As mentioned above, it was in 1979 that Enno Patalas of the Münchener Filmmuseum began a reconstruction. Through a series of marvelous coincidences, the Bundesarchiv had acquired the Paramount negative from Staatliches Filmarchiv. This was the short version, about 7,667', and one of the reels was a dupe negative, for whatever reason. That was nice, but there was something better: The collection included the trims! What trims? Most certainly the trims from the 8,039' edition of early March 1927. See Minden/Bachmann, pp. 119–120. Welllllllllll... yes, but there was more. According to Enno Patalas in Metropolis in/aus Trümmern (Berlin: Dieter Bertz Verlag, 2001), p. 11, the trims consisted of deletions from Channing Pollock’s (unreleased) 12-reel edition!!!!!!! That means that the Pollock edition still does exist after all — or at least most of it does! The Pollock version is an offense, but few if any people suspected that it still existed. Patalas needed the trims to fill in the missing pieces of the puzzle, and the result saw the light of day in 1987. To my surprise, this 1987 “Munich Edition” was issued on DVD, I think in 1999 or maybe in 1994, by Galeshka Moravioff’s company, Films sans Frontières in France, with a piano score by Moravioff himself.
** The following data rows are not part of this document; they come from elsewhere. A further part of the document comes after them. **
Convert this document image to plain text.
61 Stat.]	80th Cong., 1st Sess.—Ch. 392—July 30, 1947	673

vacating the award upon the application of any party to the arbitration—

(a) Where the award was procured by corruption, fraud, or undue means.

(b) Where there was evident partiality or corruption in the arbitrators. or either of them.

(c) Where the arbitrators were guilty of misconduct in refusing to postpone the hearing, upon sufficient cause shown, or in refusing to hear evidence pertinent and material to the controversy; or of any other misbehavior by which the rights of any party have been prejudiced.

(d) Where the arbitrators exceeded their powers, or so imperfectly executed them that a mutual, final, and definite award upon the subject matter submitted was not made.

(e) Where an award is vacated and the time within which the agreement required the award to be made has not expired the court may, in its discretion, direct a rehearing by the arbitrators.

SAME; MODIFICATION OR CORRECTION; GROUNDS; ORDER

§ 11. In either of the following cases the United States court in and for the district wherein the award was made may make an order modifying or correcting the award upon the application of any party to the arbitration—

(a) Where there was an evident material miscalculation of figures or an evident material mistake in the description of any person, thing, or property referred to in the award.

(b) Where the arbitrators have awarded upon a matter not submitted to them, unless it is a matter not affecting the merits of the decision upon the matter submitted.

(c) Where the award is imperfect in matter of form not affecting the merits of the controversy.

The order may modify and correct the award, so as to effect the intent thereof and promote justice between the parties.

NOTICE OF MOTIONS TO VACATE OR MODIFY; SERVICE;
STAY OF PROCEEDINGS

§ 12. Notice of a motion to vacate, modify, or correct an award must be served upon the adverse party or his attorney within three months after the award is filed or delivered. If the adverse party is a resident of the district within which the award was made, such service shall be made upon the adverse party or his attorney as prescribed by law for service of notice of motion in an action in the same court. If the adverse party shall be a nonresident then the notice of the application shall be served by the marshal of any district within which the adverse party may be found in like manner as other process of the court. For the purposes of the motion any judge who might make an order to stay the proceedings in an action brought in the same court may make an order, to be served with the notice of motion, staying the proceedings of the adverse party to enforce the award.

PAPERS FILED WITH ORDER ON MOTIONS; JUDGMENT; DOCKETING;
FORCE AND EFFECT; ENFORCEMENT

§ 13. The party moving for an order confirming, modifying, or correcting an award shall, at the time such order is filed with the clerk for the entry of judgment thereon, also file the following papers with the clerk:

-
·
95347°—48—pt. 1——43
That makes me wonder: Why did Paramount hold onto the trims from Channing’s 12-reel edition? Was there a nagging doubt that maybe it might need to be shown someday? A nagging thought that Publix might someday soon change its mind? If Paramount held onto the trims from 12-reel edition, then why did it not hold onto the trims from the 16-reel edition? Was that just bureaucratic goofiness, contradictory supervisors barking out contradictory mindless orders just because they liked to bark out orders, without even understanding what those orders meant?
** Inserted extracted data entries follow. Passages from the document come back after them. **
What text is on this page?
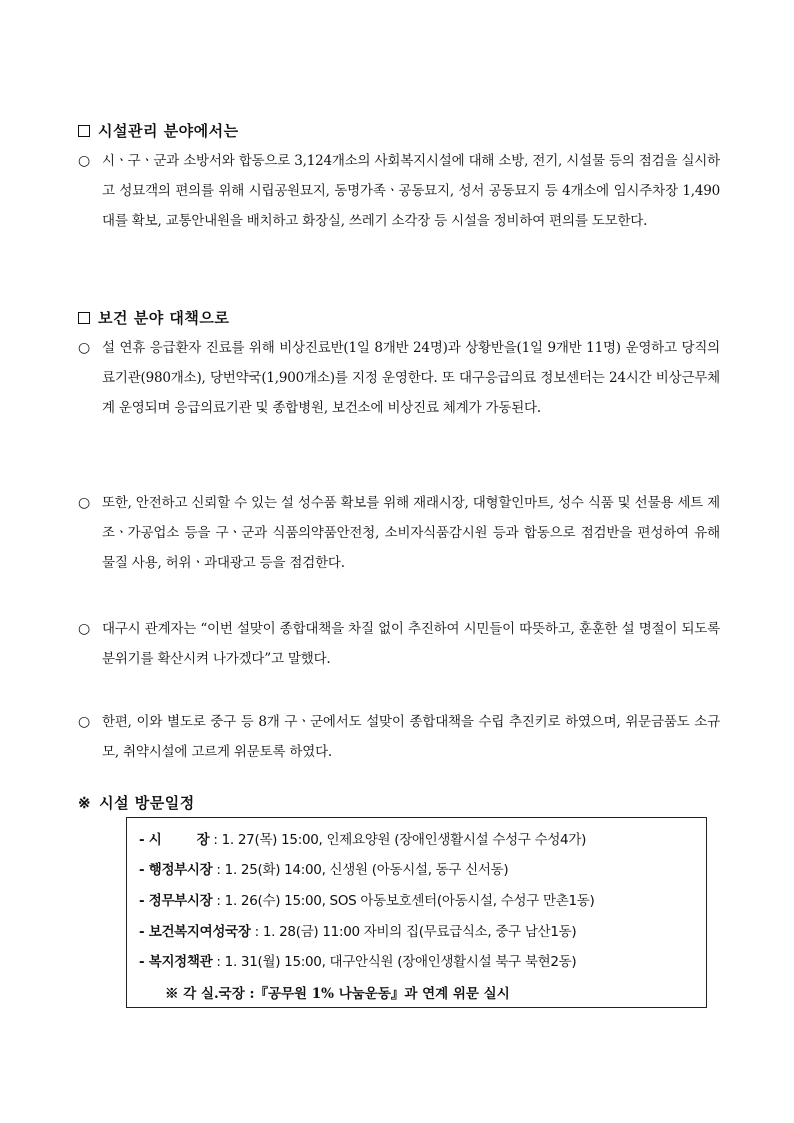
시설관리 분야에서는
○ 시ㆍ구ㆍ군과 소방서와 합동으로 3,124개소의 사회복지시설에 대해 소방, 전기, 시설물 등의 점검을 실시하고 성묘객의 편의를 위해 시립공원묘지, 동명가족ㆍ공동묘지, 성서 공동묘지 등 4개소에 임시주차장 1,490대를 확보, 교통안내원을 배치하고 화장실, 쓰레기 소각장 등 시설을 정비하여 편의를 도모한다.
보건 분야 대책으로
○ 설 연휴 응급환자 진료를 위해 비상진료반(1일 8개반 24명)과 상황반을(1일 9개반 11명) 운영하고 당직의료기관(980개소), 당번약국(1,900개소)를 지정 운영한다. 또 대구응급의료 정보센터는 24시간 비상근무체계 운영되며 응급의료기관 및 종합병원, 보건소에 비상진료 체계가 가동된다.
○ 또한, 안전하고 신뢰할 수 있는 설 성수품 확보를 위해 재래시장, 대형할인마트, 성수 식품 및 선물용 세트 제조ㆍ가공업소 등을 구ㆍ군과 식품의약품안전청, 소비자식품감시원 등과 합동으로 점검반을 편성하여 유해물질 사용, 허위ㆍ과대광고 등을 점검한다.
○ 대구시 관계자는 “이번 설맞이 종합대책을 차질 없이 추진하여 시민들이 따뜻하고, 훈훈한 설 명절이 되도록 분위기를 확산시켜 나가겠다”고 말했다.
○ 한편, 이와 별도로 중구 등 8개 구ㆍ군에서도 설맞이 종합대책을 수립 추진키로 하였으며, 위문금품도 소규모, 취약시설에 고르게 위문토록 하였다.
※ 시설 방문일정
- 시        장 : 1. 27(목) 15:00, 인제요양원 (장애인생활시설 수성구 수성4가)
- 행정부시장 : 1. 25(화) 14:00, 신생원 (아동시설, 동구 신서동)
- 정무부시장 : 1. 26(수) 15:00, SOS 아동보호센터(아동시설, 수성구 만촌1동)
- 보건복지여성국장 : 1. 28(금) 11:00 자비의 집(무료급식소, 중구 남산1동)
- 복지정책관 : 1. 31(월) 15:00, 대구안식원 (장애인생활시설 북구 북현2동)
※ 각 실․국장 :『공무원 1% 나눔운동』과 연계 위문 실시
That was not the end of the story. The Murnau-Stiftung hired Martin Koerber to do further work, this time digitally. How much this differed from the “Munich Version,” I do not know. The image quality was certainly superior in this new edition. The première was in and the result was screened in 2001. As with the “Munich Version,” this new “Murnau-Stiftung Version,” was essentially a restoration of Channing Pollock’s US edition, but with Channing’s rewritten titles again expunged and replaced with replicas of the original German titles. There was a problem, though: Huppertz’s music could not be used due to rights tie-ups. Bernd Schultheis composed a new orchestral score. It is clear that the rights issues were settled soon enough, and now it seems impossible to hear Schultheis’s score. Koerber assembled he thought was the definitive restoration, about 117 minutes (not 124; the DVD’s back cover is wrong). It seemed to be the final word in reconstituting the mutilated film. Deletions from Fritz’s original were explained with brief synopses flashed on screen. As for Fritz’s original, worldwide searches had failed to yield even another frame (because everybody neglected to check the 9.5mm edition), and so it was thought that this was as far as the work could go. Kino released this “Murnau-Stiftung Version” on DVD in February 2003, on Friday the 21st, I think, and it garnered some nice reviews. This DVD included a delicious video that Patalas had made:


Click to play.

Metropolis - 1927 - The Metropolis Case Documentary
Movie Set, https://youtu.be/fkPEyzjyejI
If YouTube deletes this, download it.


The Universität der Künste Berlin made a study version on DVD available only to educational institutions: Metropolis Studienfassung. Wish I could get a copy. Oh well.

The Progressive Silent Film List explains that the 2001 restoration is based on four sources: MoMA, the material received in 1971 from Gosfilmofond (presumably the Paramount negative and the several reels’ worth of trims), the 8,537' Wardour nitrate held at the BFI National Film and Television Archive, and the Harry Davidson print.

See the Film Forum calendar, July 20–26, 2007.